Davacı alacaklı tarafından davalı borçlu aleyhine kira alacağı ve tahliye istemli olarak başlatılan icra takibine davalı borçlunun itirazı üzerine davacı icra mahkemesinden itirazın kaldırılması ve tahliye isteminde bulunmuş mahkemece, uyuşmazlığın yargılamayı gerektirdiğinden bahisle davanın reddine karar verilmiş karar davacı alacaklı vekili tarafından temyiz edilmiştir.
Davacı vekili dava dilekçesinde; taşınmazın tapuda dernek adına kayıtlı olduğunu ve bu sebeple kira alınmasında hukuka aykırılık bulunmadığını ve davalının önceki kira dönemlerinde kira ödemelerini gerçekleştirdiğini ve takibe konu kira bedellerini ödememek adına ….İşleri Başkanlığı’na ait lojmanlardaki gibi işlem uygulanmasını istemesinin dürüstlük kuralına aykırı olduğunu ve hakkın kötüye kullanıldığını belirterek davalı borçlunun haksız itirazının kaldırılmasına ve kiralananın tahliyesi ile asıl alacağın %20’si oranında icra inkar tazminatına karar verilmesini istemiştir. Davalı, oturduğu yerin lojman olduğunu ve kira istenemeyeceğini belirterek davanın reddini talep etmiştir.

Davacı alacaklı, sözlü kira sözleşmesine dayanarak 06/02/2015 tarihinde başlattığı icra takibi ile 2014 yılı Şubat ayı ila K. ayları arasına ait toplam 1.870,00 TL kira ve 90,00 TL işlemiş faiz alacağının tahsilini talep etmiş, davalı borçlu süresinde verdiği itiraz dilekçesi ile; tahliyesi istenen taşınmazın lojman olduğunu, lojmana faydalı imalat masrafı yaptığını, lojman mülkiyetinin alacaklı tarafından Diyanet İşleri Başkanlığı’na devri gerektiğini belirterek borca itiraz etmiştir.

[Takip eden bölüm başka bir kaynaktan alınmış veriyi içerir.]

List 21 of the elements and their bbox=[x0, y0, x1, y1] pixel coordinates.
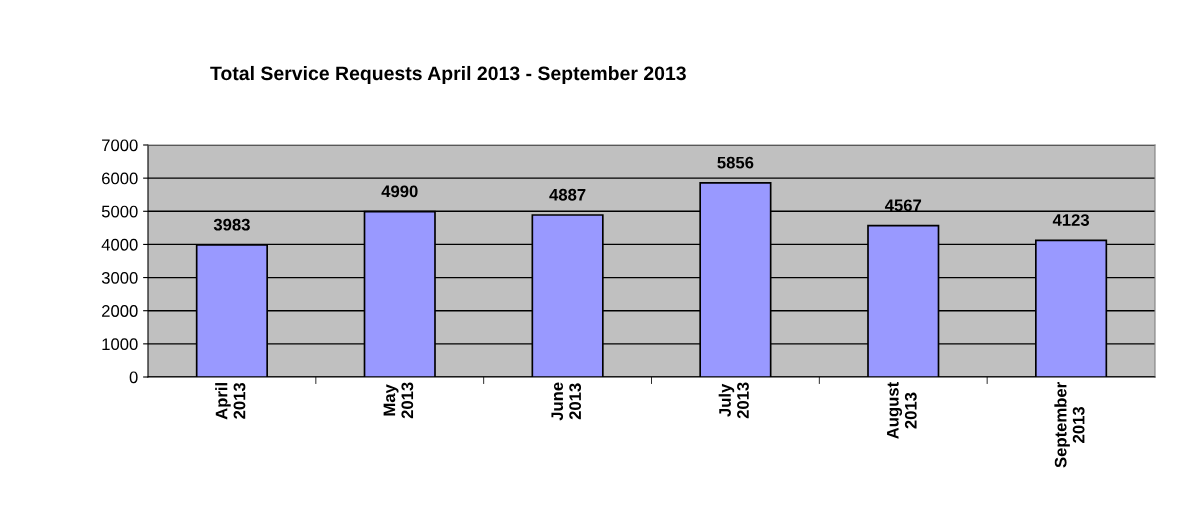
y-tick-label: 5000 bbox=[101, 205, 138, 218]
y-tick-label: 3000 bbox=[101, 271, 138, 284]
x-tick-label: September 2013 bbox=[1054, 382, 1085, 468]
data-label: 4990 bbox=[381, 185, 418, 198]
data-label: 5856 bbox=[717, 156, 754, 169]
x-tick-label: May 2013 bbox=[383, 382, 414, 419]
y-tick-label: 1000 bbox=[102, 338, 138, 351]
y-tick-label: 0 bbox=[129, 371, 138, 384]
data-label: 4567 bbox=[884, 199, 922, 212]
y-tick-label: 4000 bbox=[101, 238, 138, 251]
data-label: 4887 bbox=[549, 188, 586, 201]
data-label: 4123 bbox=[1052, 214, 1090, 226]
x-tick-label: July 2013 bbox=[718, 382, 749, 419]
x-tick-label: April 2013 bbox=[215, 382, 246, 420]
y-tick-label: 7000 bbox=[102, 139, 138, 152]
chart-title: Total Service Requests April 2013 - September 2013 bbox=[210, 65, 686, 85]
x-tick-label: August 2013 bbox=[887, 382, 917, 439]
data-label: 3983 bbox=[213, 218, 250, 231]
x-tick-label: June 2013 bbox=[551, 382, 582, 421]
y-tick-label: 2000 bbox=[102, 305, 138, 317]
y-tick-label: 6000 bbox=[102, 172, 138, 185]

İİK’nun 269/2 maddesinde ”borçlu itirazında kira akdini ve varsa buna ait sözleşmedeki imzasını açık ve kesin olarak reddetmezse akdi kabul etmiş sayılır ”, İİK’nun 269/c maddesinde de “Borçlu akdi reddetmeyip kiranın ödendiğini veya sair bir sebeple istenemiyeceğini bildirerek itiraz etmiş veya takas istemişse, itiraz sebeplerini ve isteğini noterlikçe re’sen tanzim veya imzası tasdik edilmiş veya alacaklı tarafından ikrar olunmuş bir belge yahut resmi dairelerin veya yetkili makamların yetkileri dahilinde ve usulüne göre verdikleri bir makbuz veya vesika ile ispat etmeğe mecburdur. ” düzenlemesi bulunmaktadır.

Davalı borçlu itirazlarında; takibe dayanak sözlü kira sözleşmesinin varlığına karşı çıkmadığına ve davacı alacaklı tarafından 2013 yılı Mayıs ila 2014 yılı Ocak ayları arasına ait toplam 1.260,00 TL kira alacağının tahsili amacıyla 13/02/2014 tarihinde başlatılan İpsala İcra Müdürlüğü’nün 2015/213 sayılı dosyasında icra takibine itiraz etmediğine göre taraflar arasındaki kira ilişkisinin ve takip konusu kira miktarının kesinleştiğinin kabulü gerekir. Bu durumda davalı İİK 269/c maddesi gereği kira bedellerini ödediğini ispatlamalıdır. Davacının, icra takibinde dayandığı kira sözleşmesine istinaden itirazın kaldırılması ve tahliye istemesinde bir usulsüzlük bulunmamaktadır. Uyuşmazlıkta yargılamayı gerektirir bir husus bulunmadığından mahkemece, işin esası hakkında bir karar verilmesi gerekirken yazılı gerekçe ile istemin reddine karar verilmesi doğru değildir.

SONUÇ: Yukarıda açıklanan nedenle,davacı vekilinin temyiz itirazlarının kabulü ile hükmün İİK’nun 366. ve 6100 sayılı HMK’nun Geçici 3. maddesinin yollamasıyla 1086 sayılı HUMK’nun 428. maddesi uyarınca BOZULMASINA, taraflarca İİK’nun 366/3. maddeleri gereğince Yargıtay Daire ilamının tebliğinden itibaren ilama karşı 10 gün içinde karar düzeltme isteğinde bulunulabileceğine ve peşin harcın istek halinde temyiz edene iadesine, 05/04/2018 tarihinde oybirliğiyle karar verildi.